Libyen: Nach der Diktatur ist vor der Diktatur

Noch ist der Krieg in Libyen nicht vorbei. Doch nach dem Sturz des Diktators Gaddafi stellt sich heute die Frage: Was hat die Bevölkerung nach all dem Tod, der Zerstörung und den Bombardierungen zu erwarten?

Ein Übergangsrat aus den Führern der Rebellenarmee hat die Regierung übernommen. Das sind die Leute, die vom Westen mit Waffenlieferungen und Luftangriffen unterstützt wurden und die man uns heute als die „neue demokratische Regierung“ Libyens verkauft.
Weder Sarkozy, Merkel, noch Obama stört offensichtlich, dass dieser Rat größtenteils aus treuen ehemaligen Funktionären von Gaddafi, aus diktatorischen Stammesführern und Islamisten besteht. Der Vorsitzende dieses Rates war unter Gaddafis blutiger Diktatur Justiz(!)minister. Auch die Nr.2 des Geheimdienstes, unter Gaddafi verantwortlich für die Verfolgung und Folter, hat sich der neuen Regierung angeschlossen, mit ihm viele Generäle, Offiziere, hohe Polizeibeamte.

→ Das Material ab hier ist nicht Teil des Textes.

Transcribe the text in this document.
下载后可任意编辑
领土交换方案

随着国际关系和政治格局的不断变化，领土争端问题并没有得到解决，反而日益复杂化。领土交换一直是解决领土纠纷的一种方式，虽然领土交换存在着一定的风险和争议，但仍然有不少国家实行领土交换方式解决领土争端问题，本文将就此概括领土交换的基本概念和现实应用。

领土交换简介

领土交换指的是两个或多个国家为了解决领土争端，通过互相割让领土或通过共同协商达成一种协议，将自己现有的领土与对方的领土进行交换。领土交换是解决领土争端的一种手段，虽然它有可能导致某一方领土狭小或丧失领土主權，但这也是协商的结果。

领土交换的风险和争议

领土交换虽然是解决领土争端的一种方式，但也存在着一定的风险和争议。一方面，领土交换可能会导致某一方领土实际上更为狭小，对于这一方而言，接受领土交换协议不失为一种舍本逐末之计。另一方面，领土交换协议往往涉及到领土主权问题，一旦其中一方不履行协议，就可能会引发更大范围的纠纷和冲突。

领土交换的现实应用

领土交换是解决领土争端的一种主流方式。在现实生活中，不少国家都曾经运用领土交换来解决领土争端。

Die westlichen Länder können so mit ihren alten Bekannten weiterarbeiten. Das zeigen Unterlagen, die beim Einmarsch in Tripolis gefunden wurden: Die USA und Großbritannien schickten nämlich Gefangene nach Libyen, um sie von Gaddafis Geheimdienst foltern zu lassen – und lieferten im Gegenzug dem Geheimdienst Informationen über Gaddafis Gegner.

Viel Demokratie kann sich die libysche Bevölkerung also leider nicht erhoffen, weder von der neuen Regierung, noch von den westlichen Staaten.
Worum es denen in diesem angeblichen „Kampf um die Demokratie“ wirklich ging, wurde in den letzten Wochen mehr als deutlich: Der Krieg ist noch nicht beendet, doch sie kämpfen wie Hyänen einzig darum, wer von ihnen nun den meisten Einfluss auf die künftige Regierung Libyens haben und damit die meisten Wirtschaftsverträge bekommen wird.
Es ist ein Kampf um die Beute und die ist verlockend: insbesondre die großen Ölvorkommen des Landes und die Milliarden auf Gaddafis Konten, von denen sich die Konzerne große Aufträge zum „Wiederaufbau“ versprechen.
Die Rebellenführer haben bereits bekannt gegeben, dass sie die Länder bevorzugen wollen, die sie militärisch unterstützt haben. Frankreichs Kapitalisten, die schon mit Gaddafi Milliardenverträge hatten, hoffen daher, unter den neuen Herrschern ihre Vorherrschaft über die libyschen Reichtümer noch ausbauen zu können. Auch Englands Kapitalisten hoffen auf ein großes Stück vom Kuchen.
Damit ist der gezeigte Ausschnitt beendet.